Pero el estío es demasiado largo y sus días tienen demasiadas horas para que yo pueda llenarlas todas. Cada vez es más difícil mantener  la red protectora intacta y ya casi no me queda hilo para tantos remiendos.  Me duelen los dedos de zurcir  y los que me ayudan a veces,  no pueden  coser siempre para mí. 

Rogué a Morfeo que me besara con lascivia, para evitar escuchar a  Iquelo  bisbiseando  en mis dormidos oídos sus oníricas fatalidades, pero  esta vez la madrugada no me halló temblando  de deseo, sino que me faltaba el aire, ahogada por la pesadilla de un futuro ignoto.  Ni el llanto que hasta al recién nacido alivia sus pulmones, ha querido venir a darme consuelo.  Pero decidida a no dejarme vencer por el miedo, abandoné el desordenado lecho y me encaminé  hasta donde siempre hallo algo de sosiego.  

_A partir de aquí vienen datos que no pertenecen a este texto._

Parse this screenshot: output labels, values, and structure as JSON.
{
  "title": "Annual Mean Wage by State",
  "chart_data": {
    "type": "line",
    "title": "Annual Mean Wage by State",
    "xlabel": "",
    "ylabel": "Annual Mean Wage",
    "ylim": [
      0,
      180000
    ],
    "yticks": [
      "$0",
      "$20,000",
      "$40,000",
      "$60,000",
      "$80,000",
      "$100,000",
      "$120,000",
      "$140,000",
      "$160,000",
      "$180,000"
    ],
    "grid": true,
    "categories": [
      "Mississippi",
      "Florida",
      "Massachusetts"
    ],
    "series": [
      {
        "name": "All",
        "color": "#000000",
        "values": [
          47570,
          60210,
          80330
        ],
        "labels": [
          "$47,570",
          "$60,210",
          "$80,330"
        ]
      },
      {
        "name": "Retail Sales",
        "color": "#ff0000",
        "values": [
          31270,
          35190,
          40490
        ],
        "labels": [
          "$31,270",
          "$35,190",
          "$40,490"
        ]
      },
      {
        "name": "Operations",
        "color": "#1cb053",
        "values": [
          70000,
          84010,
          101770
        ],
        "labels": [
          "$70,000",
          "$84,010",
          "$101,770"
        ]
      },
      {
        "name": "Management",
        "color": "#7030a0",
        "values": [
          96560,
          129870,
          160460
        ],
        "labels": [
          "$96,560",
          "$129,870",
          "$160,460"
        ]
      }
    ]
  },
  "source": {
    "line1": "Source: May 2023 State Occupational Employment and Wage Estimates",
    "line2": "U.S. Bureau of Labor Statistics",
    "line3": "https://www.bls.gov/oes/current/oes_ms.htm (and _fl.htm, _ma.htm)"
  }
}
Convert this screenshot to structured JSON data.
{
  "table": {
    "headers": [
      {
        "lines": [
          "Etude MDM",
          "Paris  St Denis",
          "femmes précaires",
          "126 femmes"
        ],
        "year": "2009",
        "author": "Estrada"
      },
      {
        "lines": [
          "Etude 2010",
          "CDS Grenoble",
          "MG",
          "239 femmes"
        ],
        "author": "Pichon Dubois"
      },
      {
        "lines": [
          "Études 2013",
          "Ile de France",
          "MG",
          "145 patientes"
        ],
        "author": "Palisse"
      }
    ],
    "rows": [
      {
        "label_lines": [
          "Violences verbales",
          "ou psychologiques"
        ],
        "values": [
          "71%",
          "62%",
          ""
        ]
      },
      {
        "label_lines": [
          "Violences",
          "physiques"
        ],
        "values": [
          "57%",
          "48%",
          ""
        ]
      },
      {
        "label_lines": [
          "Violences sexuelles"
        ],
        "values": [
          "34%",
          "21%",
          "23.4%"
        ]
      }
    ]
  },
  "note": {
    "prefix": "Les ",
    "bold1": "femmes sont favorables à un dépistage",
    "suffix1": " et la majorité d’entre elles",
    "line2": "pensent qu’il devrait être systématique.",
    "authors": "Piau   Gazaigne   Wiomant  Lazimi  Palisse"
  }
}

Me he descalzado y he sentido la fría arena abrazar mis pies en cada paso, perdonado  a mis huellas por mancillar su perfecta lisura. Acogiéndome en la orilla, invitándome a sentarme frente a  ella para que la salobre bruma limpiara mi congoja.  Las lágrimas han acudido inopinadamente, como siempre ocurre cuando  son ellas las únicas que escapan a la prisión a la que someto a las palabras. Cuando son ellas las únicas que, valientes, hablan de mí, de la verdad que oculto.  Liberadas y liberadoras... aunque no cambien nada. 
 
Me  abracé a mis rodillas y me mecí aceptando la derrota.   Apartando mis mentiras solo quedaba esperar la aurora para rezar al Sol naciente. Para que se apiade de mí y consiga infundir un poco más de energía a mi espíritu. Para que consiga hacerme confiar en que, esta vez, la tormenta no acabará con mi velero por más que ahora tenga miedo. Para que me regale un poco de fé.